Добиваться послушания от солдатской массы проще всего было за счет ужесточения требований к внешнему виду. Основным индикатором выступала яркость бляхи ремня. Можно, конечно, было обращать внимание на головной убор, на то, как отглажена рубашка для парадной формы или на чистоту сапог и ботинок, но бляха ремня играла роль абсолютного показателя, потому что сразу бросалась в глаза. Если бляха была начищена, она ярко сияла на солнце, если – нет, выглядела эдакой «черной дырой» на солдатском пузе и, опять же, привлекала внимание.
Лучезарный блеск этой части обмундирования достигался за счет применения какой-нибудь мягкой тряпочки, желательно войлочной или фетровой, и странной субстанции под названием «паста ГОИ».
Я долгое время пытался понять, какое отношение это вещество имеет к великому испанскому художнику, но ответ узнал лишь после службы. Разумеется, Гойя оказался совершенно ни при чем. Слово «ГОИ» оказалась аббревиатурой, расшифровывавшейся как «Государственный оптический институт». Именно в его недрах когда-то и появились на свет эти зеленые кристаллы. Можно было просто потереть таким кусочком медную поверхность, но рекомендовалось все же найти заранее пропитанные веществом обрывки ткани, чтобы в процессе шлифовки добиться необходимого результата.
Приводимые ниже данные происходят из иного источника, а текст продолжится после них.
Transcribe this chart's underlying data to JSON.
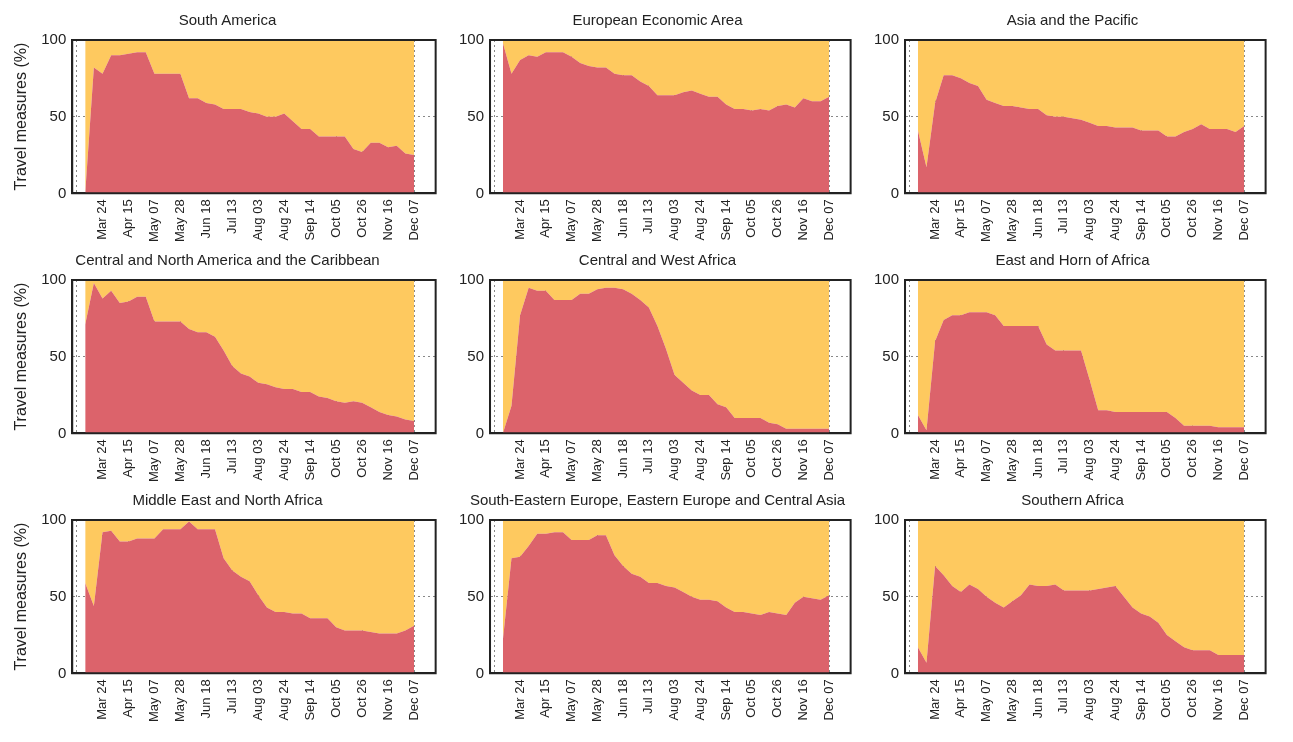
{
  "chart_data": [
    {
      "type": "area",
      "title": "South America",
      "ylabel": "Travel measures (%)",
      "stacked": true,
      "grid": true,
      "ylim": [
        0,
        100
      ],
      "yticks": [
        0,
        50,
        100
      ],
      "categories": [
        null,
        null,
        null,
        "Mar 24",
        null,
        null,
        "Apr 15",
        null,
        null,
        "May 07",
        null,
        null,
        "May 28",
        null,
        null,
        "Jun 18",
        null,
        null,
        "Jul 13",
        null,
        null,
        "Aug 03",
        null,
        null,
        "Aug 24",
        null,
        null,
        "Sep 14",
        null,
        null,
        "Oct 05",
        null,
        null,
        "Oct 26",
        null,
        null,
        "Nov 16",
        null,
        null,
        "Dec 07",
        null,
        null
      ],
      "series": [
        {
          "color": "#dc636b",
          "values": [
            null,
            0,
            82,
            78,
            90,
            90,
            91,
            92,
            92,
            78,
            78,
            78,
            78,
            62,
            62,
            59,
            58,
            55,
            55,
            55,
            53,
            52,
            50,
            50,
            52,
            47,
            42,
            42,
            37,
            37,
            37,
            37,
            29,
            27,
            33,
            33,
            30,
            31,
            26,
            25,
            null,
            null
          ]
        },
        {
          "color": "#fec95f",
          "values": [
            null,
            100,
            18,
            22,
            10,
            10,
            9,
            8,
            8,
            22,
            22,
            22,
            22,
            38,
            38,
            41,
            42,
            45,
            45,
            45,
            47,
            48,
            50,
            50,
            48,
            53,
            58,
            58,
            63,
            63,
            63,
            63,
            71,
            73,
            67,
            67,
            70,
            69,
            74,
            75,
            null,
            null
          ]
        }
      ]
    },
    {
      "type": "area",
      "title": "European Economic Area",
      "stacked": true,
      "grid": true,
      "ylim": [
        0,
        100
      ],
      "yticks": [
        0,
        50,
        100
      ],
      "categories": [
        null,
        null,
        null,
        "Mar 24",
        null,
        null,
        "Apr 15",
        null,
        null,
        "May 07",
        null,
        null,
        "May 28",
        null,
        null,
        "Jun 18",
        null,
        null,
        "Jul 13",
        null,
        null,
        "Aug 03",
        null,
        null,
        "Aug 24",
        null,
        null,
        "Sep 14",
        null,
        null,
        "Oct 05",
        null,
        null,
        "Oct 26",
        null,
        null,
        "Nov 16",
        null,
        null,
        "Dec 07",
        null,
        null
      ],
      "series": [
        {
          "color": "#dc636b",
          "values": [
            null,
            98,
            78,
            87,
            90,
            89,
            92,
            92,
            92,
            89,
            85,
            83,
            82,
            82,
            78,
            77,
            77,
            73,
            70,
            64,
            64,
            64,
            66,
            67,
            65,
            63,
            63,
            58,
            55,
            55,
            54,
            55,
            54,
            57,
            58,
            56,
            62,
            60,
            60,
            63,
            null,
            null
          ]
        },
        {
          "color": "#fec95f",
          "values": [
            null,
            2,
            22,
            13,
            10,
            11,
            8,
            8,
            8,
            11,
            15,
            17,
            18,
            18,
            22,
            23,
            23,
            27,
            30,
            36,
            36,
            36,
            34,
            33,
            35,
            37,
            37,
            42,
            45,
            45,
            46,
            45,
            46,
            43,
            42,
            44,
            38,
            40,
            40,
            37,
            null,
            null
          ]
        }
      ]
    },
    {
      "type": "area",
      "title": "Asia and the Pacific",
      "stacked": true,
      "grid": true,
      "ylim": [
        0,
        100
      ],
      "yticks": [
        0,
        50,
        100
      ],
      "categories": [
        null,
        null,
        null,
        "Mar 24",
        null,
        null,
        "Apr 15",
        null,
        null,
        "May 07",
        null,
        null,
        "May 28",
        null,
        null,
        "Jun 18",
        null,
        null,
        "Jul 13",
        null,
        null,
        "Aug 03",
        null,
        null,
        "Aug 24",
        null,
        null,
        "Sep 14",
        null,
        null,
        "Oct 05",
        null,
        null,
        "Oct 26",
        null,
        null,
        "Nov 16",
        null,
        null,
        "Dec 07",
        null,
        null
      ],
      "series": [
        {
          "color": "#dc636b",
          "values": [
            null,
            41,
            17,
            59,
            77,
            77,
            75,
            72,
            70,
            61,
            59,
            57,
            57,
            56,
            55,
            55,
            51,
            50,
            50,
            49,
            48,
            46,
            44,
            44,
            43,
            43,
            43,
            41,
            41,
            41,
            37,
            37,
            40,
            42,
            45,
            42,
            42,
            42,
            40,
            44,
            null,
            null
          ]
        },
        {
          "color": "#fec95f",
          "values": [
            null,
            59,
            83,
            41,
            23,
            23,
            25,
            28,
            30,
            39,
            41,
            43,
            43,
            44,
            45,
            45,
            49,
            50,
            50,
            51,
            52,
            54,
            56,
            56,
            57,
            57,
            57,
            59,
            59,
            59,
            63,
            63,
            60,
            58,
            55,
            58,
            58,
            58,
            60,
            56,
            null,
            null
          ]
        }
      ]
    },
    {
      "type": "area",
      "title": "Central and North America and the Caribbean",
      "ylabel": "Travel measures (%)",
      "stacked": true,
      "grid": true,
      "ylim": [
        0,
        100
      ],
      "yticks": [
        0,
        50,
        100
      ],
      "categories": [
        null,
        null,
        null,
        "Mar 24",
        null,
        null,
        "Apr 15",
        null,
        null,
        "May 07",
        null,
        null,
        "May 28",
        null,
        null,
        "Jun 18",
        null,
        null,
        "Jul 13",
        null,
        null,
        "Aug 03",
        null,
        null,
        "Aug 24",
        null,
        null,
        "Sep 14",
        null,
        null,
        "Oct 05",
        null,
        null,
        "Oct 26",
        null,
        null,
        "Nov 16",
        null,
        null,
        "Dec 07",
        null,
        null
      ],
      "series": [
        {
          "color": "#dc636b",
          "values": [
            null,
            71,
            98,
            88,
            93,
            85,
            86,
            89,
            89,
            73,
            73,
            73,
            73,
            68,
            66,
            66,
            63,
            54,
            44,
            39,
            37,
            33,
            32,
            30,
            29,
            29,
            27,
            27,
            24,
            23,
            21,
            20,
            21,
            20,
            17,
            14,
            12,
            11,
            9,
            8,
            null,
            null
          ]
        },
        {
          "color": "#fec95f",
          "values": [
            null,
            29,
            2,
            12,
            7,
            15,
            14,
            11,
            11,
            27,
            27,
            27,
            27,
            32,
            34,
            34,
            37,
            46,
            56,
            61,
            63,
            67,
            68,
            70,
            71,
            71,
            73,
            73,
            76,
            77,
            79,
            80,
            79,
            80,
            83,
            86,
            88,
            89,
            91,
            92,
            null,
            null
          ]
        }
      ]
    },
    {
      "type": "area",
      "title": "Central and West Africa",
      "stacked": true,
      "grid": true,
      "ylim": [
        0,
        100
      ],
      "yticks": [
        0,
        50,
        100
      ],
      "categories": [
        null,
        null,
        null,
        "Mar 24",
        null,
        null,
        "Apr 15",
        null,
        null,
        "May 07",
        null,
        null,
        "May 28",
        null,
        null,
        "Jun 18",
        null,
        null,
        "Jul 13",
        null,
        null,
        "Aug 03",
        null,
        null,
        "Aug 24",
        null,
        null,
        "Sep 14",
        null,
        null,
        "Oct 05",
        null,
        null,
        "Oct 26",
        null,
        null,
        "Nov 16",
        null,
        null,
        "Dec 07",
        null,
        null
      ],
      "series": [
        {
          "color": "#dc636b",
          "values": [
            null,
            0,
            18,
            77,
            95,
            93,
            93,
            87,
            87,
            87,
            91,
            91,
            94,
            95,
            95,
            94,
            91,
            87,
            82,
            70,
            55,
            38,
            33,
            28,
            25,
            25,
            19,
            17,
            10,
            10,
            10,
            10,
            7,
            6,
            3,
            3,
            3,
            3,
            3,
            3,
            null,
            null
          ]
        },
        {
          "color": "#fec95f",
          "values": [
            null,
            100,
            82,
            23,
            5,
            7,
            7,
            13,
            13,
            13,
            9,
            9,
            6,
            5,
            5,
            6,
            9,
            13,
            18,
            30,
            45,
            62,
            67,
            72,
            75,
            75,
            81,
            83,
            90,
            90,
            90,
            90,
            93,
            94,
            97,
            97,
            97,
            97,
            97,
            97,
            null,
            null
          ]
        }
      ]
    },
    {
      "type": "area",
      "title": "East and Horn of Africa",
      "stacked": true,
      "grid": true,
      "ylim": [
        0,
        100
      ],
      "yticks": [
        0,
        50,
        100
      ],
      "categories": [
        null,
        null,
        null,
        "Mar 24",
        null,
        null,
        "Apr 15",
        null,
        null,
        "May 07",
        null,
        null,
        "May 28",
        null,
        null,
        "Jun 18",
        null,
        null,
        "Jul 13",
        null,
        null,
        "Aug 03",
        null,
        null,
        "Aug 24",
        null,
        null,
        "Sep 14",
        null,
        null,
        "Oct 05",
        null,
        null,
        "Oct 26",
        null,
        null,
        "Nov 16",
        null,
        null,
        "Dec 07",
        null,
        null
      ],
      "series": [
        {
          "color": "#dc636b",
          "values": [
            null,
            12,
            2,
            60,
            74,
            77,
            77,
            79,
            79,
            79,
            77,
            70,
            70,
            70,
            70,
            70,
            58,
            54,
            54,
            54,
            54,
            35,
            15,
            15,
            14,
            14,
            14,
            14,
            14,
            14,
            14,
            10,
            5,
            5,
            5,
            5,
            4,
            4,
            4,
            4,
            null,
            null
          ]
        },
        {
          "color": "#fec95f",
          "values": [
            null,
            88,
            98,
            40,
            26,
            23,
            23,
            21,
            21,
            21,
            23,
            30,
            30,
            30,
            30,
            30,
            42,
            46,
            46,
            46,
            46,
            65,
            85,
            85,
            86,
            86,
            86,
            86,
            86,
            86,
            86,
            90,
            95,
            95,
            95,
            95,
            96,
            96,
            96,
            96,
            null,
            null
          ]
        }
      ]
    },
    {
      "type": "area",
      "title": "Middle East and North Africa",
      "ylabel": "Travel measures (%)",
      "stacked": true,
      "grid": true,
      "ylim": [
        0,
        100
      ],
      "yticks": [
        0,
        50,
        100
      ],
      "categories": [
        null,
        null,
        null,
        "Mar 24",
        null,
        null,
        "Apr 15",
        null,
        null,
        "May 07",
        null,
        null,
        "May 28",
        null,
        null,
        "Jun 18",
        null,
        null,
        "Jul 13",
        null,
        null,
        "Aug 03",
        null,
        null,
        "Aug 24",
        null,
        null,
        "Sep 14",
        null,
        null,
        "Oct 05",
        null,
        null,
        "Oct 26",
        null,
        null,
        "Nov 16",
        null,
        null,
        "Dec 07",
        null,
        null
      ],
      "series": [
        {
          "color": "#dc636b",
          "values": [
            null,
            59,
            44,
            92,
            93,
            86,
            86,
            88,
            88,
            88,
            94,
            94,
            94,
            99,
            94,
            94,
            94,
            75,
            67,
            63,
            60,
            51,
            43,
            40,
            40,
            39,
            39,
            36,
            36,
            36,
            30,
            28,
            28,
            28,
            27,
            26,
            26,
            26,
            28,
            31,
            null,
            null
          ]
        },
        {
          "color": "#fec95f",
          "values": [
            null,
            41,
            56,
            8,
            7,
            14,
            14,
            12,
            12,
            12,
            6,
            6,
            6,
            1,
            6,
            6,
            6,
            25,
            33,
            37,
            40,
            49,
            57,
            60,
            60,
            61,
            61,
            64,
            64,
            64,
            70,
            72,
            72,
            72,
            73,
            74,
            74,
            74,
            72,
            69,
            null,
            null
          ]
        }
      ]
    },
    {
      "type": "area",
      "title": "South-Eastern Europe, Eastern Europe and Central Asia",
      "stacked": true,
      "grid": true,
      "ylim": [
        0,
        100
      ],
      "yticks": [
        0,
        50,
        100
      ],
      "categories": [
        null,
        null,
        null,
        "Mar 24",
        null,
        null,
        "Apr 15",
        null,
        null,
        "May 07",
        null,
        null,
        "May 28",
        null,
        null,
        "Jun 18",
        null,
        null,
        "Jul 13",
        null,
        null,
        "Aug 03",
        null,
        null,
        "Aug 24",
        null,
        null,
        "Sep 14",
        null,
        null,
        "Oct 05",
        null,
        null,
        "Oct 26",
        null,
        null,
        "Nov 16",
        null,
        null,
        "Dec 07",
        null,
        null
      ],
      "series": [
        {
          "color": "#dc636b",
          "values": [
            null,
            22,
            75,
            76,
            83,
            91,
            91,
            92,
            92,
            87,
            87,
            87,
            90,
            90,
            77,
            70,
            65,
            63,
            59,
            59,
            57,
            56,
            53,
            50,
            48,
            48,
            47,
            43,
            40,
            40,
            39,
            38,
            40,
            39,
            38,
            46,
            50,
            49,
            48,
            51,
            null,
            null
          ]
        },
        {
          "color": "#fec95f",
          "values": [
            null,
            78,
            25,
            24,
            17,
            9,
            9,
            8,
            8,
            13,
            13,
            13,
            10,
            10,
            23,
            30,
            35,
            37,
            41,
            41,
            43,
            44,
            47,
            50,
            52,
            52,
            53,
            57,
            60,
            60,
            61,
            62,
            60,
            61,
            62,
            54,
            50,
            51,
            52,
            49,
            null,
            null
          ]
        }
      ]
    },
    {
      "type": "area",
      "title": "Southern Africa",
      "stacked": true,
      "grid": true,
      "ylim": [
        0,
        100
      ],
      "yticks": [
        0,
        50,
        100
      ],
      "categories": [
        null,
        null,
        null,
        "Mar 24",
        null,
        null,
        "Apr 15",
        null,
        null,
        "May 07",
        null,
        null,
        "May 28",
        null,
        null,
        "Jun 18",
        null,
        null,
        "Jul 13",
        null,
        null,
        "Aug 03",
        null,
        null,
        "Aug 24",
        null,
        null,
        "Sep 14",
        null,
        null,
        "Oct 05",
        null,
        null,
        "Oct 26",
        null,
        null,
        "Nov 16",
        null,
        null,
        "Dec 07",
        null,
        null
      ],
      "series": [
        {
          "color": "#dc636b",
          "values": [
            null,
            17,
            7,
            70,
            64,
            57,
            53,
            58,
            55,
            50,
            46,
            43,
            47,
            51,
            58,
            57,
            57,
            58,
            54,
            54,
            54,
            54,
            55,
            56,
            57,
            50,
            43,
            39,
            37,
            33,
            25,
            21,
            17,
            15,
            15,
            15,
            12,
            12,
            12,
            12,
            null,
            null
          ]
        },
        {
          "color": "#fec95f",
          "values": [
            null,
            83,
            93,
            30,
            36,
            43,
            47,
            42,
            45,
            50,
            54,
            57,
            53,
            49,
            42,
            43,
            43,
            42,
            46,
            46,
            46,
            46,
            45,
            44,
            43,
            50,
            57,
            61,
            63,
            67,
            75,
            79,
            83,
            85,
            85,
            85,
            88,
            88,
            88,
            88,
            null,
            null
          ]
        }
      ]
    }
  ]
}
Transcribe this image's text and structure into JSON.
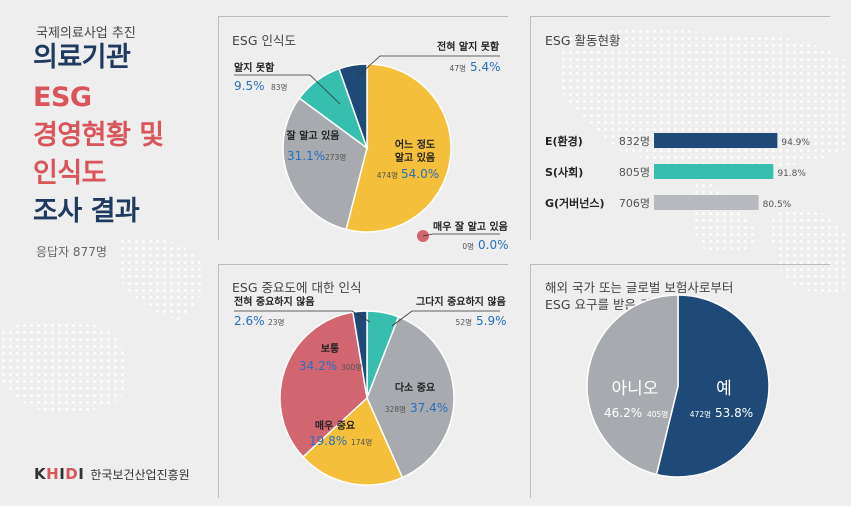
{
  "header": {
    "kicker": "국제의료사업 추진",
    "title_lines": [
      "의료기관",
      "ESG",
      "경영현황 및",
      "인식도",
      "조사 결과"
    ],
    "respondents": "응답자 877명"
  },
  "footer": {
    "logo_k": "K",
    "logo_h": "H",
    "logo_i1": "I",
    "logo_d": "D",
    "logo_i2": "I",
    "org": "한국보건산업진흥원"
  },
  "colors": {
    "navy": "#1f4a78",
    "teal": "#36bfae",
    "grey": "#b6babf",
    "pie_grey": "#a7aaae",
    "yellow": "#f4bf3a",
    "red": "#d26670",
    "title_red": "#d9545b",
    "title_navy": "#1f3a5f",
    "value_blue": "#2a6fbe"
  },
  "chart_data": [
    {
      "type": "pie",
      "title": "ESG 인식도",
      "slices": [
        {
          "label": "어느 정도 알고 있음",
          "count_label": "474명",
          "count": 474,
          "pct_label": "54.0%",
          "value": 54.0,
          "color": "yellow"
        },
        {
          "label": "잘 알고 있음",
          "count_label": "273명",
          "count": 273,
          "pct_label": "31.1%",
          "value": 31.1,
          "color": "pie_grey"
        },
        {
          "label": "알지 못함",
          "count_label": "83명",
          "count": 83,
          "pct_label": "9.5%",
          "value": 9.5,
          "color": "teal"
        },
        {
          "label": "전혀 알지 못함",
          "count_label": "47명",
          "count": 47,
          "pct_label": "5.4%",
          "value": 5.4,
          "color": "navy"
        },
        {
          "label": "매우 잘 알고 있음",
          "count_label": "0명",
          "count": 0,
          "pct_label": "0.0%",
          "value": 0.0,
          "color": "red"
        }
      ]
    },
    {
      "type": "bar",
      "title": "ESG 활동현황",
      "xlim": [
        0,
        100
      ],
      "bars": [
        {
          "category": "E(환경)",
          "count_label": "832명",
          "count": 832,
          "value": 94.9,
          "value_label": "94.9%",
          "color": "navy"
        },
        {
          "category": "S(사회)",
          "count_label": "805명",
          "count": 805,
          "value": 91.8,
          "value_label": "91.8%",
          "color": "teal"
        },
        {
          "category": "G(거버넌스)",
          "count_label": "706명",
          "count": 706,
          "value": 80.5,
          "value_label": "80.5%",
          "color": "grey"
        }
      ]
    },
    {
      "type": "pie",
      "title": "ESG 중요도에 대한 인식",
      "slices": [
        {
          "label": "그다지 중요하지 않음",
          "count_label": "52명",
          "count": 52,
          "pct_label": "5.9%",
          "value": 5.9,
          "color": "teal"
        },
        {
          "label": "다소 중요",
          "count_label": "328명",
          "count": 328,
          "pct_label": "37.4%",
          "value": 37.4,
          "color": "pie_grey"
        },
        {
          "label": "매우 중요",
          "count_label": "174명",
          "count": 174,
          "pct_label": "19.8%",
          "value": 19.8,
          "color": "yellow"
        },
        {
          "label": "보통",
          "count_label": "300명",
          "count": 300,
          "pct_label": "34.2%",
          "value": 34.2,
          "color": "red"
        },
        {
          "label": "전혀 중요하지 않음",
          "count_label": "23명",
          "count": 23,
          "pct_label": "2.6%",
          "value": 2.6,
          "color": "navy"
        }
      ]
    },
    {
      "type": "pie",
      "title_lines": [
        "해외 국가 또는 글로벌 보험사로부터",
        "ESG 요구를 받은 경우"
      ],
      "slices": [
        {
          "label": "예",
          "count_label": "472명",
          "count": 472,
          "pct_label": "53.8%",
          "value": 53.8,
          "color": "navy"
        },
        {
          "label": "아니오",
          "count_label": "405명",
          "count": 405,
          "pct_label": "46.2%",
          "value": 46.2,
          "color": "pie_grey"
        }
      ]
    }
  ]
}
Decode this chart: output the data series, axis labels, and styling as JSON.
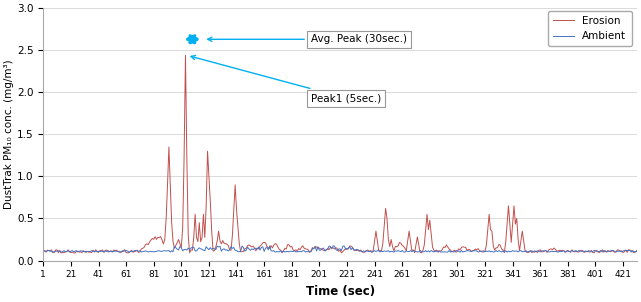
{
  "title": "",
  "xlabel": "Time (sec)",
  "ylabel": "DustTrak PM₁₀ conc. (mg/m³)",
  "xlim": [
    1,
    431
  ],
  "ylim": [
    0.0,
    3.0
  ],
  "xticks": [
    1,
    21,
    41,
    61,
    81,
    101,
    121,
    141,
    161,
    181,
    201,
    221,
    241,
    261,
    281,
    301,
    321,
    341,
    361,
    381,
    401,
    421
  ],
  "yticks": [
    0.0,
    0.5,
    1.0,
    1.5,
    2.0,
    2.5,
    3.0
  ],
  "ambient_color": "#4472C4",
  "erosion_color": "#C0504D",
  "background_color": "#FFFFFF",
  "legend_ambient": "Ambient",
  "legend_erosion": "Erosion",
  "annotation1_text": "Avg. Peak (30sec.)",
  "annotation2_text": "Peak1 (5sec.)",
  "arrow_color": "#00B0F0",
  "figsize": [
    6.41,
    3.02
  ],
  "dpi": 100
}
Шлифовкой это занятие, естественно, никто не называл, использовался глагол «пидарасить». Возможно, подспудно это слово обозначало некий протест против армейской рутины и необходимость постоянно заниматься чем-то неинтересным и нудным.
В конце апреля новое письмо, с нового места службы, прислал Дьяконов. Его перевели в Мазари-Шариф, с повышением в должности, но, как ни странно, потерей в деньгах. Евгений Петрович объяснял, что его нынешняя должность считалась менее опасной, чем прежняя. К тому времени уже стало понятно, что Советская армия скоро уйдет из Афганистана, но судьба военных советников оставалась неясной. Существовала довольно высокая вероятность того, что им придется задержаться. Возможно, негласно. «А вас, Штирлиц, я попрошу остаться!» Так что в каком-то смысле положение моего бывшего командира напоминало положение всей нашей компании. Мы, в общих чертах, знали, когда уедем домой, но точной даты совершенно себе не представляли.